Followers

Friday, May 16, 2008

Jury Clears Photographer Who Refused to Stop Photographing an Arrest

I was pleased today to see an article about photographer Nick Adams being cleared by a Galveston jury of misdemeanor charges of interfering with police while photographing an arrest at a Mardi Gras celebration in 2007.

While I'm amazed that any prosecutor would actually take this kind of a case to trial (in this case prosecutor April Powers), I'm pleased that a jury had the common sense to dismiss the charges.

In this case Galveston police charged that Adams had entered their roped off perimeter in order to get his shots which resulted in the arrest and charges.

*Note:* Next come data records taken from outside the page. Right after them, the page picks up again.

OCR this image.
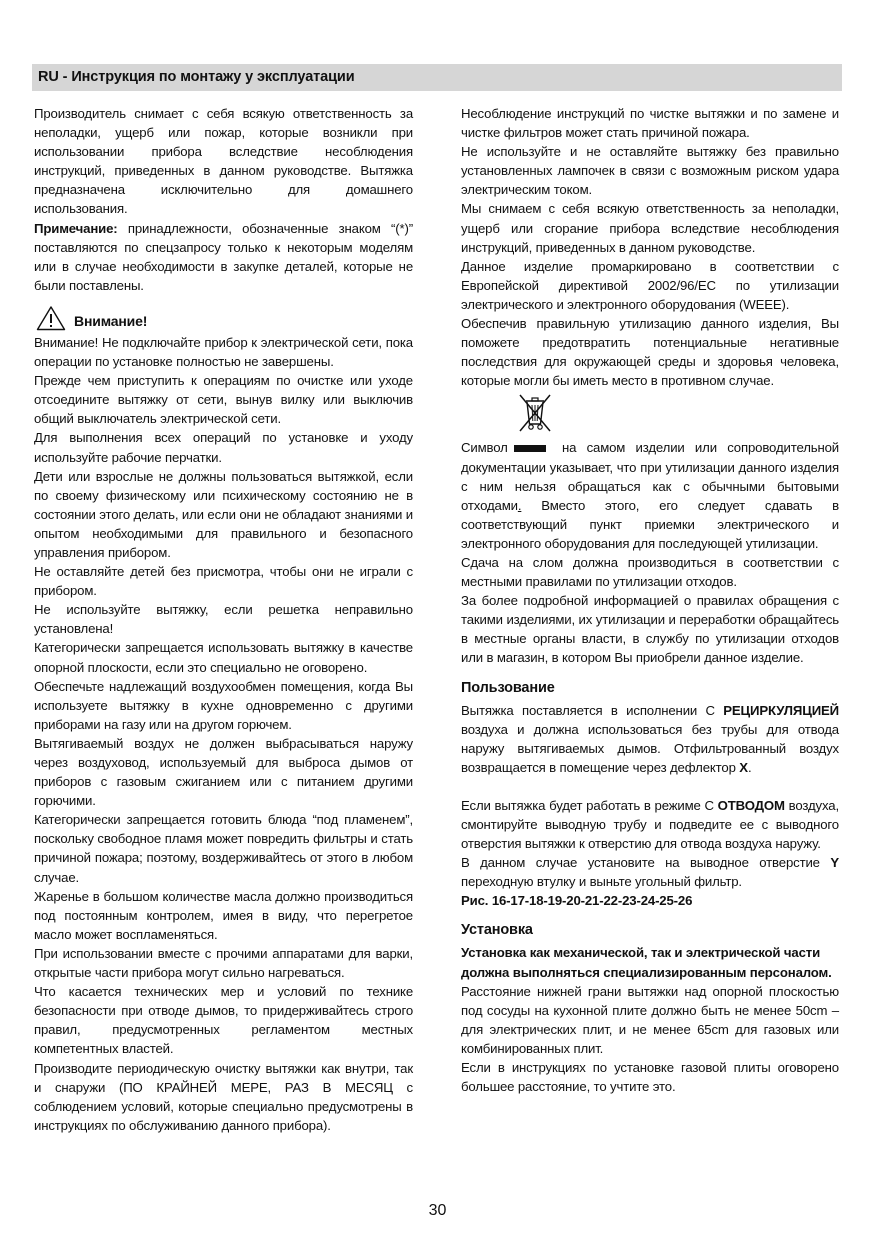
RU - Инструкция по монтажу у эксплуатации

Производитель снимает с себя всякую ответственность за неполадки, ущерб или пожар, которые возникли при использовании прибора вследствие несоблюдения инструкций, приведенных в данном руководстве. Вытяжка предназначена исключительно для домашнего использования.

Примечание: принадлежности, обозначенные знаком “(*)” поставляются по спецзапросу только к некоторым моделям или в случае необходимости в закупке деталей, которые не были поставлены.

Внимание!

Внимание! Не подключайте прибор к электрической сети, пока операции по установке полностью не завершены.

Прежде чем приступить к операциям по очистке или уходе отсоедините вытяжку от сети, вынув вилку или выключив общий выключатель электрической сети.

Для выполнения всех операций по установке и уходу используйте рабочие перчатки.

Дети или взрослые не должны пользоваться вытяжкой, если по своему физическому или психическому состоянию не в состоянии этого делать, или если они не обладают знаниями и опытом необходимыми для правильного и безопасного управления прибором.

Не оставляйте детей без присмотра, чтобы они не играли с прибором.

Не используйте вытяжку, если решетка неправильно установлена!

Категорически запрещается использовать вытяжку в качестве опорной плоскости, если это специально не оговорено.

Обеспечьте надлежащий воздухообмен помещения, когда Вы используете вытяжку в кухне одновременно с другими приборами на газу или на другом горючем.

Вытягиваемый воздух не должен выбрасываться наружу через воздуховод, используемый для выброса дымов от приборов с газовым сжиганием или с питанием другими горючими.

Категорически запрещается готовить блюда “под пламенем”, поскольку свободное пламя может повредить фильтры и стать причиной пожара; поэтому, воздерживайтесь от этого в любом случае.

Жаренье в большом количестве масла должно производиться под постоянным контролем, имея в виду, что перегретое масло может воспламеняться.

При использовании вместе с прочими аппаратами для варки, открытые части прибора могут сильно нагреваться.

Что касается технических мер и условий по технике безопасности при отводе дымов, то придерживайтесь строго правил, предусмотренных регламентом местных компетентных властей.

Производите периодическую очистку вытяжки как внутри, так и снаружи (ПО КРАЙНЕЙ МЕРЕ, РАЗ В МЕСЯЦ с соблюдением условий, которые специально предусмотрены в инструкциях по обслуживанию данного прибора).

Несоблюдение инструкций по чистке вытяжки и по замене и чистке фильтров может стать причиной пожара.

Не используйте и не оставляйте вытяжку без правильно установленных лампочек в связи с возможным риском удара электрическим током.

Мы снимаем с себя всякую ответственность за неполадки, ущерб или сгорание прибора вследствие несоблюдения инструкций, приведенных в данном руководстве.

Данное изделие промаркировано в соответствии с Европейской директивой 2002/96/EC по утилизации электрического и электронного оборудования (WEEE).

Обеспечив правильную утилизацию данного изделия, Вы поможете предотвратить потенциальные негативные последствия для окружающей среды и здоровья человека, которые могли бы иметь место в противном случае.

Символ	на самом изделии или сопроводительной документации указывает, что при утилизации данного изделия с ним нельзя обращаться как с обычными бытовыми отходами. Вместо этого, его следует сдавать в соответствующий пункт приемки электрического и электронного оборудования для последующей утилизации.

Сдача на слом должна производиться в соответствии с местными правилами по утилизации отходов.

За более подробной информацией о правилах обращения с такими изделиями, их утилизации и переработки обращайтесь в местные органы власти, в службу по утилизации отходов или в магазин, в котором Вы приобрели данное изделие.

Пользование

Вытяжка поставляется в исполнении С РЕЦИРКУЛЯЦИЕЙ воздуха и должна использоваться без трубы для отвода наружу вытягиваемых дымов. Отфильтрованный воздух возвращается в помещение через дефлектор X.

Если вытяжка будет работать в режиме С ОТВОДОМ воздуха, смонтируйте выводную трубу и подведите ее с выводного отверстия вытяжки к отверстию для отвода воздуха наружу.

В данном случае установите на выводное отверстие Y переходную втулку и выньте угольный фильтр.

Рис. 16-17-18-19-20-21-22-23-24-25-26

Установка

Установка как механической, так и электрической части должна выполняться специализированным персоналом.

Расстояние нижней грани вытяжки над опорной плоскостью под сосуды на кухонной плите должно быть не менее 50cm – для электрических плит, и не менее 65cm для газовых или комбинированных плит.

Если в инструкциях по установке газовой плиты оговорено большее расстояние, то учтите это.

30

Conveniently, and not surprising to me, police deleted some of Adam's photos while they had him in custody which would have proved he was outside the perimeter established by the police. According to Adams' defense attorney, the digital index from his camera showed that these photos were deleted.

Personally I'd like to see these cops punished for deleting someone's digital camera photos while he was in custody and for arresting him in the first place.

Police brutality is a fact of life. While I believe the overwhelming majority of cops are good cops and have many friends and family who are cops, history has shown that there are still plenty of bad apples out there.

In a world where Rodney King can be half beaten to death by police officers, our right to be able to document police activity is a fundamental protection against police brutality.

When cops, who are trusted with extraordinary powers of authority, try to silence photographers this is a terrible affront on a free press and a free society.

I hope at minimum that Adams files a civil suit against the Galveston Police Department and that they end up paying monetarily for the bad behavior of the officers in question. Police need to be sent a message that they cannot abuse photographers and get away with it.

Last month two brothers who sued Harris County were awarded almost $2 million after they were wrongfully arrested for videotaping a drug raid on a neighbors home. Their case also resulted in the resignation of former Harris County District Attorney Chuck Rosenthal when their suit brought forward racist and pornographic emails on his computer.